Mobile Communications Equipment Market Set for Double-Digit Growth This Year

El Segundo, Calif. (Nov. 27, 2012)—Despite soft macroeconomic conditions, the market for mobile communications equipment will grow by a robust 13 percent this year, propelled by climbing shipments of mobile handsets and tablets, particularly devices supporting the 4G long-term evolution (LTE) wireless standard.

Total factory revenue from original equipment manufacturers making mobile communications equipment is projected to reach $376 billion by year-end, up from $334 billion in 2011, according to an IHS iSuppli Wireless Systems Market Tracker report from information and analytics provider IHS (NYSE: IHS). Next year, overall revenue for mobile communications equipment is forecast to rise to $444 million, as shown in the figure below.

Mobile Communications Equipment Market Set for Double-Digit Growth This Year

Driven by mobile broadband, the five-year compound annual growth rate until 2016 will amount to 11 percent.

IHS defines mobile communications equipment factory revenue as what manufacturers earn from the sale of devices into the channel—in this case, mobile communications equipment like smartphones and other handsets.

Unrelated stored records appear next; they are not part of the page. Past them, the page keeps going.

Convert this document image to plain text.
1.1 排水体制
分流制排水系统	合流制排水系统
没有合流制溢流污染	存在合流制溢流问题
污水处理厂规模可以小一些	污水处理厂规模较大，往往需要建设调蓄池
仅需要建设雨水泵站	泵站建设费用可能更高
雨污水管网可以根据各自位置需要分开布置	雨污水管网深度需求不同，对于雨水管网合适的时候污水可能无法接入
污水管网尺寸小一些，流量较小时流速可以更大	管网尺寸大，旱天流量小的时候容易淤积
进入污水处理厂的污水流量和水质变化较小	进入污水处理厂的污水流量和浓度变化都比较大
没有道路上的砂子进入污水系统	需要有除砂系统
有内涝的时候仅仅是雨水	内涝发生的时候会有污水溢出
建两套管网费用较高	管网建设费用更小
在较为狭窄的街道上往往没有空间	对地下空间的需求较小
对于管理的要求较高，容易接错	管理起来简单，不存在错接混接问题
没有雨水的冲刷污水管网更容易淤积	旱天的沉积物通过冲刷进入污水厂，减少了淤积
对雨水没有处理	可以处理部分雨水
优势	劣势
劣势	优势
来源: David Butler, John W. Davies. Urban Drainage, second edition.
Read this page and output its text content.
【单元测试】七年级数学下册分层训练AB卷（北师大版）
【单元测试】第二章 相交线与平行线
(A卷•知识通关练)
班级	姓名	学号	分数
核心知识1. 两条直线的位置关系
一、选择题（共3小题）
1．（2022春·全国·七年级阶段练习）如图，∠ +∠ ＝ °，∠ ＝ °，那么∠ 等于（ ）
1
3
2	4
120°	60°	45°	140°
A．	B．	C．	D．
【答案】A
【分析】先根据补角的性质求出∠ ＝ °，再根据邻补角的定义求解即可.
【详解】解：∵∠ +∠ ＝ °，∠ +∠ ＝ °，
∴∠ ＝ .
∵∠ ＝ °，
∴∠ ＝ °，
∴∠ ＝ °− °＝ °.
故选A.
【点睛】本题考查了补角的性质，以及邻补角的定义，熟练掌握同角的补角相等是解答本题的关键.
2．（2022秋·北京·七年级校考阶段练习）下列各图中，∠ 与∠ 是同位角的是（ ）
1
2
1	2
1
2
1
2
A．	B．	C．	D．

The category also includes wireless infrastructure gear such as routers.

“The wireless equipment market is continuing to grow this year despite facing daunting economic headwinds, including the slowdown in China and the turmoil engulfing the euro zone,” said Francis Sideco, senior principal analyst for wireless communications at IHS. “To be sure, growth this year will be lower than the much more sizable expansion of 29 percent in 2011. However, the market’s double-digit rise in 2012 is a testament to the ongoing appeal of cellphones and tablets to global consumers. The increasing deployment of LTE is also a considerable factor, which will continue to spur the market.”

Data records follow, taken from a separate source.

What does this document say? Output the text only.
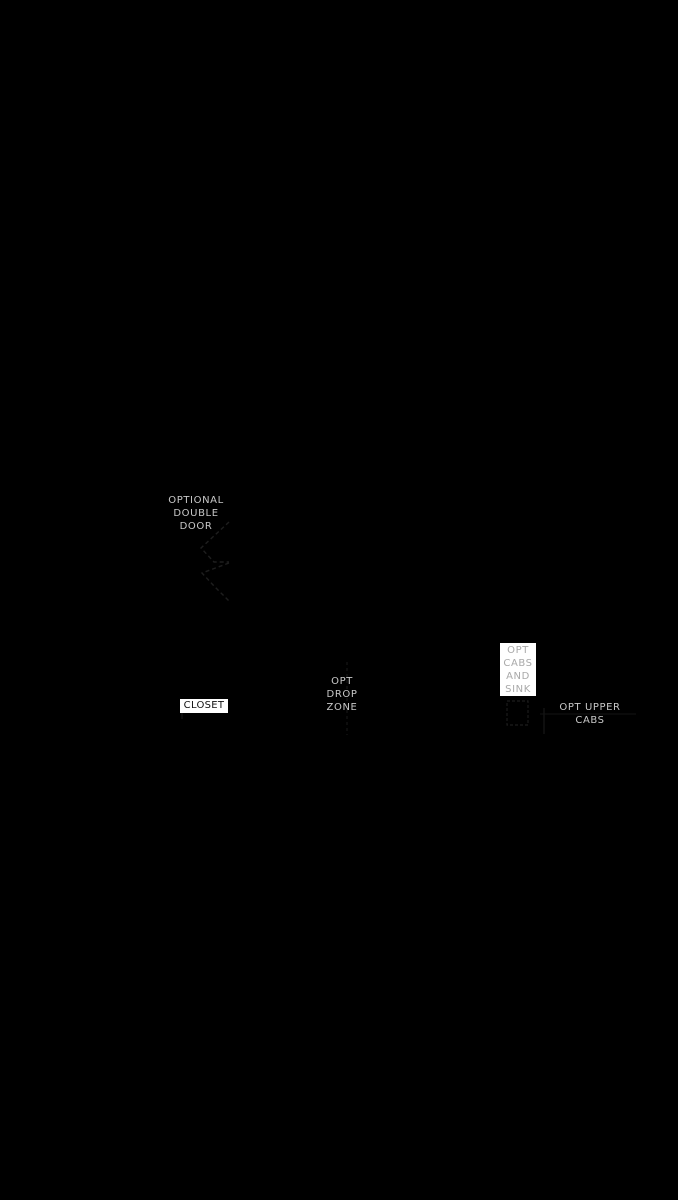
OPTIONAL
DOUBLE
DOOR
CLOSET
OPT
DROP
ZONE
OPT
CABS
AND
SINK
OPT UPPER
CABS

Smartphones spur greater chip content

In particular, the increasing proportion of handsets being sold as smartphones affects semiconductor content positively. When compared with previous handset designs, for instance, smartphones carry increased costs for application processors, memory bits and sensors, favorably impacting the semiconductor suppliers providing those components. Moreover, smartphone support for the next-generation LTE wireless standard also drives semiconductor content, because more capable digital basebands, RF transceivers and power amplifiers are required.

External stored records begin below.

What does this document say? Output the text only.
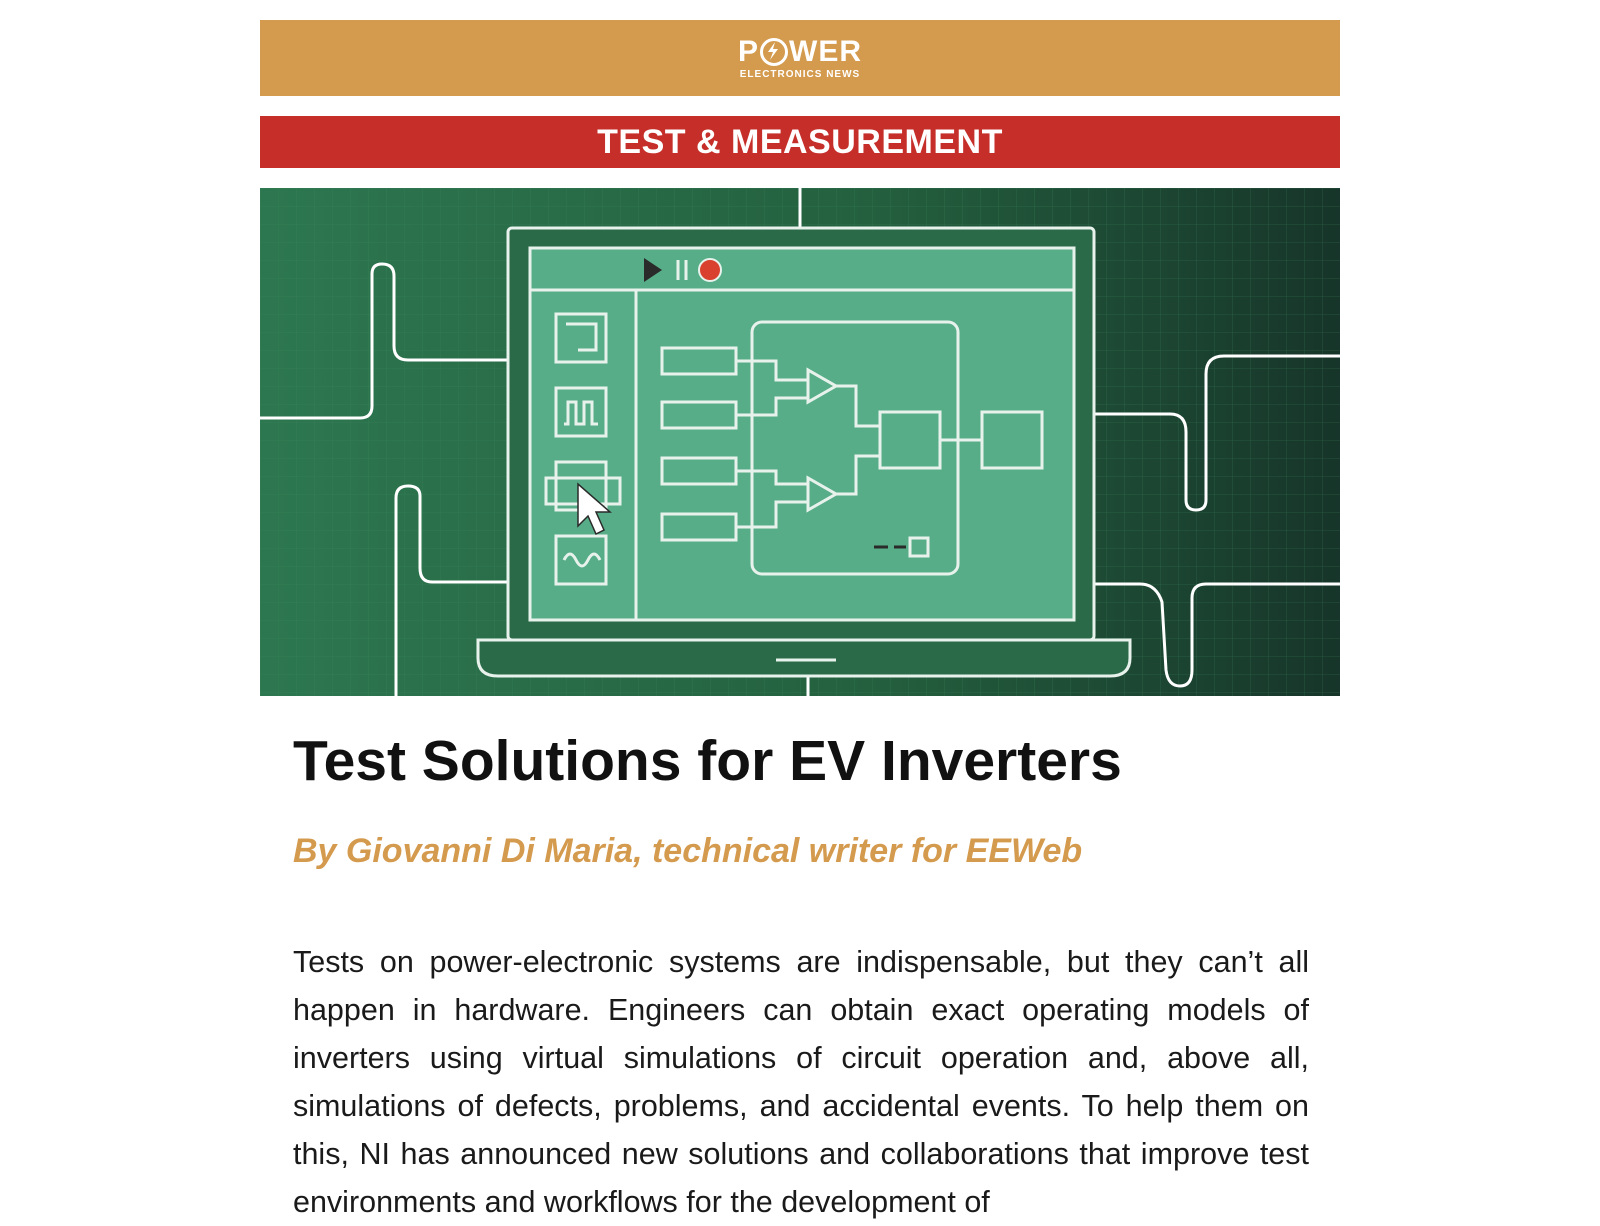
P WER
ELECTRONICS NEWS
TEST & MEASUREMENT
Test Solutions for EV Inverters

By Giovanni Di Maria, technical writer for EEWeb

Tests on power-electronic systems are indispensable, but they can’t all happen in hardware. Engineers can obtain exact operating models of inverters using virtual simulations of circuit operation and, above all, simulations of defects, problems, and accidental events. To help them on this, NI has announced new solutions and collaborations that improve test environments and workflows for the development of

As a result, the semiconductor market for mobile communications is set to generate $74 billion at the close of 2012, up 5 percent from $71 billion in 2011. While wireless semiconductor revenue has been revised down slightly from earlier estimates due to the underperforming global economy, the wireless segment as a whole remains one of the few areas in the worldwide electronics value chain expected to keep growing.

LTE comes of age

Among carriers, spending on wireless infrastructure gear is increasingly being focused on LTE. Expenditures on 4G LTE will exceed $8 billion this year, more than double the $4 billion spent in 2011.

And starting next year, LTE will dominate the global wireless infrastructure market over 3.5/3.75G-related investments. Moving forward, the most successful manufacturers of mobile communications equipment will be those that allow wireless carriers to cost-effectively upgrade their base stations to 4G LTE—an important competitive edge in a tightening market.

Ecosystem relationships and expanded visibility will also continue to be keys to success. High-profile mergers and acquisitions—exemplified by the likes of Qualcomm and Atheros, Broadcom and Beceem, and MediaTek and Ralink—have become important, and the Nokia-Microsoft partnership on smartphones is also notable.

“Such strategic realignments will set the stage for growth among individual entities involved in either a merger or partnership for the next three or four years,” Sideco said. “And when history is reviewed in the future, 2012 will be seen as the year when such coalitions started bearing fruit.”